Pair of humpback whales
A pair of Humpback Whales. Photo by Naturalist Emma. Image taken with zoom lens and heavily cropped.

We traveled further south and caught up with another Humpback whale just in time to see it fluke it’s tail and head down for a deep dive. The morning was rounded off with a trip to Race Rocks where Harbour Seals “galumphed” on rocks and California & Steller Sea Lions bickered at the each other, in respective barks and growls. A successful morning!

Sea Lions
Sea Lions at Race Rocks. Photo by Naturalist Emma. Image taken with a zoom lens and heavily cropped.


From our morning tour we were keen to catch up with the Humpback whales we knew were in the area. We headed west, rounded William Head and past Beecher Bay before venturing deeper into the Straight of Juan de Fuca. Here we found two Humpback whales, moving very slowly and close to the surface, then suddenly the party started!

Humpback splash
The splash from the breach. Photo by Naturalist Emma.

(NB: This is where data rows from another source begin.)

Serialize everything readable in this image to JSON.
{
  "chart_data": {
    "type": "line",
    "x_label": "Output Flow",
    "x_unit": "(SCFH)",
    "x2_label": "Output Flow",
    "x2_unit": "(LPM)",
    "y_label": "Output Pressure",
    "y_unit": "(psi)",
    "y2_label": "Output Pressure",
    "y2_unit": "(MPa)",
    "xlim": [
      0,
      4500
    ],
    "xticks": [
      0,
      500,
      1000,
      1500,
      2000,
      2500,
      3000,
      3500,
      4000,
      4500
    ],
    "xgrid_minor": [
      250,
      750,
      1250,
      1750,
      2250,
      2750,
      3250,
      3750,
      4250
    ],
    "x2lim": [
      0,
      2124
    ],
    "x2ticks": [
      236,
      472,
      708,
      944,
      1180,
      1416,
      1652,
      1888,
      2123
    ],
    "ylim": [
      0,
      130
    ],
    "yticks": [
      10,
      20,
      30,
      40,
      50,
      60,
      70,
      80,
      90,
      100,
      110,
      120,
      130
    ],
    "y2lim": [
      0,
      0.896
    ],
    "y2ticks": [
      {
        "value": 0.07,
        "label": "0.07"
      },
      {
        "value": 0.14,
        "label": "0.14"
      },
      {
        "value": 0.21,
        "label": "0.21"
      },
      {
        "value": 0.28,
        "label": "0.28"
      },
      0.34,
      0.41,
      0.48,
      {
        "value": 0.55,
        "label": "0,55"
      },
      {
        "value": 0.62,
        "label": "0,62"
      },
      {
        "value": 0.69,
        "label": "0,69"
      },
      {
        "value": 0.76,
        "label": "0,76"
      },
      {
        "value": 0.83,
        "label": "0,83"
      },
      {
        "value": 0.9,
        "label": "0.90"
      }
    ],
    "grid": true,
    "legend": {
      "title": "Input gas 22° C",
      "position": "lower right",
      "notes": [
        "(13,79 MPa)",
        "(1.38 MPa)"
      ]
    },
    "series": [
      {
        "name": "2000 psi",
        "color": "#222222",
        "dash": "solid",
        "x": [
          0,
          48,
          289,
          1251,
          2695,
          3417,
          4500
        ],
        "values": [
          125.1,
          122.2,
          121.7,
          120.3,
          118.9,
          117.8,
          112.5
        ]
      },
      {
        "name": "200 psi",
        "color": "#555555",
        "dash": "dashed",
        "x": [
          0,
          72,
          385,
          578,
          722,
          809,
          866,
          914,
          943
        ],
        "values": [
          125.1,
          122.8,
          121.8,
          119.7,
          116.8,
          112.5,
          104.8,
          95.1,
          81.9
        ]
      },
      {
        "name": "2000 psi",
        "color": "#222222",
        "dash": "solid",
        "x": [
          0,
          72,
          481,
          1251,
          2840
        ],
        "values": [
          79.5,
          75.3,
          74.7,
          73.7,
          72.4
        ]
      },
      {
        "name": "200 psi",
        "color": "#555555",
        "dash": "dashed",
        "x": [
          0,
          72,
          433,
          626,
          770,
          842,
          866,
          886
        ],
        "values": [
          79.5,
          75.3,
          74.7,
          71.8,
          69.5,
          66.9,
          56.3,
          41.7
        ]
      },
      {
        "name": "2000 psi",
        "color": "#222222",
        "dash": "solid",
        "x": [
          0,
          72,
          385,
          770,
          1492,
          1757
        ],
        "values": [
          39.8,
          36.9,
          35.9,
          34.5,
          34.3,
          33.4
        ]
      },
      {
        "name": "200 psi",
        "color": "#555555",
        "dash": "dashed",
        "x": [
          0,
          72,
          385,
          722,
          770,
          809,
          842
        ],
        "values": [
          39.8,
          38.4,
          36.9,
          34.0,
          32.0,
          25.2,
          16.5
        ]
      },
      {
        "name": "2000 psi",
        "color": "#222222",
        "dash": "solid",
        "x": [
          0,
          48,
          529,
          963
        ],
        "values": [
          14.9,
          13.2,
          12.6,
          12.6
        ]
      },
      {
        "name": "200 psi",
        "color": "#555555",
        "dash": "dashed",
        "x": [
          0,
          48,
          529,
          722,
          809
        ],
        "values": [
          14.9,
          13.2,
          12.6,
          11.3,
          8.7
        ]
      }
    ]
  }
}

Image taken with zoom lens and heavily cropped.

One of the whales jumped out of the water with a rear end breach, its tail making a huge splash as it twisted back to the surface. After it landed it began tail slapping the water consistently, followed by raising its large pectoral fin and hitting that on the surface too! We were beginning to wonder what all the commotion was when we saw a distant blow of a fellow Humpback whale in the distance, the show-off whale was most likely communicating with this individual further away.

Humpback breach
Humpback Whale does a breach (jump). Photo by Naturalist Emma. Image taken with zoom lens and heavily cropped.

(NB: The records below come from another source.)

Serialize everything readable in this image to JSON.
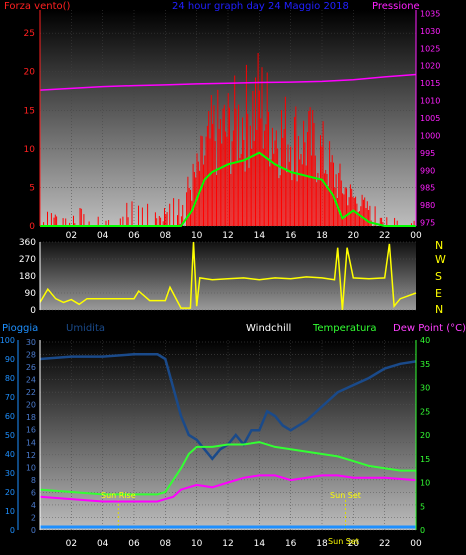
{
  "header": {
    "left_label": "Forza vento()",
    "center_label": "24 hour graph day  24 Maggio 2018",
    "right_label": "Pressione"
  },
  "wind_dir_letters": [
    "N",
    "W",
    "S",
    "E",
    "N"
  ],
  "bottom_header": {
    "pioggia": "Pioggia",
    "umidita": "Umidita",
    "windchill": "Windchill",
    "temperatura": "Temperatura",
    "dewpoint": "Dew Point (°C)"
  },
  "colors": {
    "wind": "#ff0000",
    "gust_line": "#00ff00",
    "pressure": "#ff00ff",
    "wind_dir": "#ffff00",
    "humidity": "#1a4a8a",
    "temperature": "#33ff33",
    "dewpoint": "#ff00ff",
    "rain": "#1e90ff",
    "title": "#2020ff"
  },
  "chart_data": [
    {
      "type": "line",
      "panel": "wind-pressure",
      "x_ticks": [
        "02",
        "04",
        "06",
        "08",
        "10",
        "12",
        "14",
        "16",
        "18",
        "20",
        "22",
        "00"
      ],
      "y_left_ticks": [
        "0",
        "5",
        "10",
        "15",
        "20",
        "25"
      ],
      "y_left_range": [
        0,
        28
      ],
      "y_right_ticks": [
        "975",
        "980",
        "985",
        "990",
        "995",
        "1000",
        "1005",
        "1010",
        "1015",
        "1020",
        "1025",
        "1030",
        "1035"
      ],
      "y_right_range": [
        974,
        1036
      ],
      "x_range": [
        0,
        24
      ],
      "series": [
        {
          "name": "Pressione",
          "x": [
            0,
            2,
            4,
            6,
            8,
            10,
            12,
            14,
            16,
            18,
            20,
            22,
            24
          ],
          "y": [
            1013,
            1013.5,
            1014,
            1014.3,
            1014.5,
            1014.8,
            1015,
            1015.2,
            1015.3,
            1015.5,
            1016,
            1016.8,
            1017.5
          ]
        },
        {
          "name": "wind_mean",
          "x": [
            0,
            9,
            9.7,
            10.5,
            11,
            12,
            13,
            14,
            15,
            16,
            17,
            18,
            18.7,
            19.3,
            20,
            21,
            22,
            24
          ],
          "y": [
            0,
            0,
            2,
            6,
            7,
            8,
            8.5,
            9.5,
            8,
            7,
            6.5,
            6,
            4,
            1,
            2,
            0.5,
            0,
            0
          ]
        },
        {
          "name": "wind_gust",
          "x": [
            0,
            5,
            9,
            10,
            11,
            12,
            13,
            14,
            15,
            16,
            17,
            18,
            19,
            20,
            21,
            22,
            24
          ],
          "y": [
            2,
            3,
            4,
            9,
            16,
            17,
            19,
            22,
            17,
            16,
            15,
            13,
            8,
            5,
            3,
            2,
            1
          ]
        }
      ]
    },
    {
      "type": "line",
      "panel": "wind-direction",
      "y_ticks": [
        "0",
        "90",
        "180",
        "270",
        "360"
      ],
      "y_range": [
        0,
        360
      ],
      "series": [
        {
          "name": "direction",
          "x": [
            0,
            0.5,
            1,
            1.5,
            2,
            2.5,
            3,
            4,
            5,
            6,
            6.3,
            7,
            8,
            8.3,
            9,
            9.6,
            9.8,
            10,
            10.2,
            11,
            12,
            13,
            14,
            15,
            16,
            17,
            18,
            18.8,
            19,
            19.3,
            19.6,
            20,
            21,
            22,
            22.3,
            22.6,
            23,
            24
          ],
          "y": [
            40,
            110,
            60,
            40,
            55,
            30,
            60,
            60,
            60,
            60,
            100,
            50,
            50,
            120,
            10,
            10,
            360,
            20,
            170,
            160,
            165,
            170,
            160,
            170,
            165,
            175,
            170,
            160,
            330,
            0,
            330,
            170,
            165,
            170,
            350,
            20,
            60,
            90
          ]
        }
      ]
    },
    {
      "type": "line",
      "panel": "temperature-humidity",
      "y_outer_ticks": [
        "0",
        "10",
        "20",
        "30",
        "40",
        "50",
        "60",
        "70",
        "80",
        "90",
        "100"
      ],
      "y_inner_ticks": [
        "0",
        "2",
        "4",
        "6",
        "8",
        "10",
        "12",
        "14",
        "16",
        "18",
        "20",
        "22",
        "24",
        "26",
        "28",
        "30"
      ],
      "y_right_ticks": [
        "0",
        "5",
        "10",
        "15",
        "20",
        "25",
        "30",
        "35",
        "40"
      ],
      "y_range": [
        0,
        40
      ],
      "annotations": [
        "Sun Rise",
        "Sun Set",
        "Sun Set"
      ],
      "series": [
        {
          "name": "Umidita",
          "x": [
            0,
            2,
            4,
            6,
            7.5,
            8,
            8.5,
            9,
            9.5,
            10,
            10.5,
            11,
            11.5,
            12,
            12.5,
            13,
            13.5,
            14,
            14.5,
            15,
            15.5,
            16,
            17,
            18,
            19,
            20,
            21,
            22,
            23,
            24
          ],
          "y": [
            36,
            36.5,
            36.5,
            37,
            37,
            36,
            30,
            24,
            20,
            19,
            17,
            15,
            17,
            18,
            20,
            18,
            21,
            21,
            25,
            24,
            22,
            21,
            23,
            26,
            29,
            30.5,
            32,
            34,
            35,
            35.5
          ]
        },
        {
          "name": "Temperatura",
          "x": [
            0,
            2,
            4,
            6,
            7.5,
            8,
            8.5,
            9,
            9.5,
            10,
            11,
            12,
            13,
            14,
            15,
            16,
            17,
            18,
            19,
            20,
            21,
            22,
            23,
            24
          ],
          "y": [
            8.5,
            8,
            7.5,
            7.5,
            7.5,
            8,
            10.5,
            13,
            16,
            17.5,
            17.5,
            18,
            18,
            18.5,
            17.5,
            17,
            16.5,
            16,
            15.5,
            14.5,
            13.5,
            13,
            12.5,
            12.5
          ]
        },
        {
          "name": "Dew Point",
          "x": [
            0,
            2,
            4,
            5,
            6,
            7.5,
            8,
            8.5,
            9,
            9.5,
            10,
            11,
            12,
            13,
            14,
            15,
            16,
            17,
            18,
            19,
            20,
            21,
            22,
            24
          ],
          "y": [
            7,
            6.5,
            6,
            6,
            6,
            6,
            6.5,
            7,
            8.5,
            9,
            9.5,
            9,
            10,
            11,
            11.5,
            11.5,
            10.5,
            11,
            11.5,
            11.5,
            11,
            11,
            11,
            10.5
          ]
        },
        {
          "name": "Pioggia",
          "x": [
            0,
            24
          ],
          "y": [
            0,
            0
          ]
        }
      ]
    }
  ]
}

The pair moved to the South and then one of them leaped completely out of the water, headfirst this time. It then did it again and again! This extravagant gesture appeared to do the trick and before we knew it two Humpbacks had become three. They all celebrated this reunion by collectively sticking their pectoral fins up in the air and rolling on their backs. The three Humpback whales continued to frolic as we peeled away from them. Before heading for home, we made a pit stop at Race Rocks Ecological Reserve to find that the Steller and California Sea Lions where very energetic too.

Sea Lions swimming
Sea Lions Swimming. Photo by Naturalist Emma. Image taken with zoom lens and heavily cropped.

A big group were swimming in the water, occasionally popping their head out to see what was going on around them. Harbour Seals were hauled out on the rocks in a relaxed style as well. A once in a lifetime viewing of Humpback whales followed by a vibrant Race Rocks was definitely a pleasant way to spend the afternoon.